Колдун повиновался. Одну короткую царапину он всё же успел оставить, в самом уголке глаза, и Арга отметил, что нужно обрезать ему ногти.
…Её звали Энекорвалле. Чересчур пышное имя для рабыни. Прекрасное имя для родовитой княжны. Железная Дева ненавидела вождей и князей. Отец Энекорвалле был храбрым воином и даровитым полководцем. Когда Дева двинула армии на север, он встал на её пути. Скрываясь в ущельях, проходя тайными пещерами, нападая внезапно, отряд за отрядом он уничтожил множество рабов–солдат Девы. Понимая, что Цитадель изрыгнёт ещё десятки таких отрядов, скрепя сердце, он велел своим людям уходить — к неприступным башням Эсиарн и надёжно укрытым долинам Дирна. Но в тот же день Дева отправила следом за беглецами двух своих ближних подручных. Волчий Череп нагнал бурю в горы, такую, что оставалось только выкопать убежища в снегу и ждать там. Зазубрина прошлась по этим убежищам, вскрывая их, будто чирьи. Многие из тех, кого погнали тогда в Цитадель, замёрзли насмерть. Им повезло. Князя Адранка с дочерью доставили живыми.
Энекорвалле больше никогда не видела отца. Другие рабы мучили её из–за её манер, из–за нежных рук и длинного имени. От страха она стала смирной и к ней начали относиться лучше. Прошёл год, прежде чем на неё упал взгляд Чёрного Вестника.
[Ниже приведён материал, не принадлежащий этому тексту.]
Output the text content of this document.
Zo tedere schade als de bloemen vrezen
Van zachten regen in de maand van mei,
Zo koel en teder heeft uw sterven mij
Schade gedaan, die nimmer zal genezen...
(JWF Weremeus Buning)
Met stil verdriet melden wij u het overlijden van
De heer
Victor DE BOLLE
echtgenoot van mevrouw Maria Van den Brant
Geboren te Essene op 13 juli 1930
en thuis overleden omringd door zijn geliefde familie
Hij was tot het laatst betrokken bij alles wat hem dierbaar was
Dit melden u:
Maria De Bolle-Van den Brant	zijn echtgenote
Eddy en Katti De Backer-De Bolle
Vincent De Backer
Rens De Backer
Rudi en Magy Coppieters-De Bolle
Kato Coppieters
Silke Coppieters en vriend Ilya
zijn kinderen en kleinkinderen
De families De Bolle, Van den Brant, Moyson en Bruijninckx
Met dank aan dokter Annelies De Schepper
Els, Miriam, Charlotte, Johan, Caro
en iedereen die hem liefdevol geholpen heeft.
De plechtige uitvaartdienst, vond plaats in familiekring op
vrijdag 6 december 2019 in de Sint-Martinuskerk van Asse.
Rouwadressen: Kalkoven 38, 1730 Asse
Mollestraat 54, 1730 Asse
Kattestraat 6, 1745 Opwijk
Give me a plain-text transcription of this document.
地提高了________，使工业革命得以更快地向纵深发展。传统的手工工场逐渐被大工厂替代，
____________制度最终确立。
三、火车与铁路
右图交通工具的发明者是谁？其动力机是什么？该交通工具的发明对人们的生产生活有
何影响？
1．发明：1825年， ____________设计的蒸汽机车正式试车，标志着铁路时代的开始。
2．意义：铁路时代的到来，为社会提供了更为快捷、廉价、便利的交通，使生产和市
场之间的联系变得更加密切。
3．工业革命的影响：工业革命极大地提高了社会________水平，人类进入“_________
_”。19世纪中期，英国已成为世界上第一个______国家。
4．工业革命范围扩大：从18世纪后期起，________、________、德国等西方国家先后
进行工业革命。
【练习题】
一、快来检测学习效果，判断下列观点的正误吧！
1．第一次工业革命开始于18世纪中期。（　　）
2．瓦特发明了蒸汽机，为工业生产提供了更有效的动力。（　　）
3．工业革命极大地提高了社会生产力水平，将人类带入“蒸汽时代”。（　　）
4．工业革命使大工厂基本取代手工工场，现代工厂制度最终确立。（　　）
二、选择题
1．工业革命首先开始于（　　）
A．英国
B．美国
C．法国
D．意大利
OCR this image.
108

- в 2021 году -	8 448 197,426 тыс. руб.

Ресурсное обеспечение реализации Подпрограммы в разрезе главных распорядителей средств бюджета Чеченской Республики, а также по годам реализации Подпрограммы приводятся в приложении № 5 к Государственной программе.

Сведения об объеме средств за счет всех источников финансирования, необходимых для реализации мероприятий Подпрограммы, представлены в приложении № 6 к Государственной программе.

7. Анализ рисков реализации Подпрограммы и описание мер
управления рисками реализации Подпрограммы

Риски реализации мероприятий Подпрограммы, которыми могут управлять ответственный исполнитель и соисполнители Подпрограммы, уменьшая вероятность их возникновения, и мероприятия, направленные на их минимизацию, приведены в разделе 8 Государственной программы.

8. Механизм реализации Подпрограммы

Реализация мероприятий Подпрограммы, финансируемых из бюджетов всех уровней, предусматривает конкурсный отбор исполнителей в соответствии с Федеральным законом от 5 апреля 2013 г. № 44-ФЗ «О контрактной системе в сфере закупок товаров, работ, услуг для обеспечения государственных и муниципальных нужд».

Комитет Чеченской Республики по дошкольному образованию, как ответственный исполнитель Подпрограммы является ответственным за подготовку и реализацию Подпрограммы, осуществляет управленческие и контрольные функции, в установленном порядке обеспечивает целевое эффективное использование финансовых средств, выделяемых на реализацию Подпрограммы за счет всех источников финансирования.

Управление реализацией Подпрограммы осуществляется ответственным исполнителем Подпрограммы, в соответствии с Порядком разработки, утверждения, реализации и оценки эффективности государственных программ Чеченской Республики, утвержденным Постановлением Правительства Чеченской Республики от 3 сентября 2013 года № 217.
Она смертельно боялась его. Она оставалась девственной, надсмотрщики берегли её, предвидя, что однажды её пожелает магистр Коллегии. Ей было очень стыдно и очень больно. Это нравилось Вестнику. Но когда он закончил с ней и отпустил её, страх в ней ослабел. И он прочёл в её чувствах, насколько он ей отвратителен. Как будто рядом с нею лежал кусок дерьма.
Он не тронул её больше. Он только показал ей — с начала и до конца, вблизи, во всех подробностях — как Железная Дева убивала её отца–князя. Тот немало досадил ей. Ему довелось расплатиться за каждую из его побед. Вначале она оскопила его и вырезала ему язык — это она проделывала со всеми, кто ей не нравился. Её развлечения продолжались много дней. Она превратила его в изуродованный мешок плоти, сочащийся нечистотами и кровью, но лишь перед смертью позволила ему сойти с ума. Глаза она выколола уже мёртвому.
Энекорвалле сорвала голос от крика. Вначале она умоляла отпустить её, потом выла, как раненое животное. Рвала на себе волосы, царапала лицо. Обмочилась. Её унесли рабы. На следующий день она повесилась.
Арга встал. Натянул штаны, подошёл к умывальнику. Взял серебряный кувшин, допил воду. За его спиной, на его постели беззвучно заливался слезами Чёрный Вестник — голый, беспомощный, намертво скрученный Законом Прощения. Арга обернулся. Он запретил Маррену трогать лицо, поэтому глубокие царапины протянулись по обоим предплечьям. Чёрная кровь капала медленно, как смола. Маррен не открывал глаз. Рот его застыл растянутым в болезненном оскале. Колдун сжался в комок и, казалось, даже не дышал.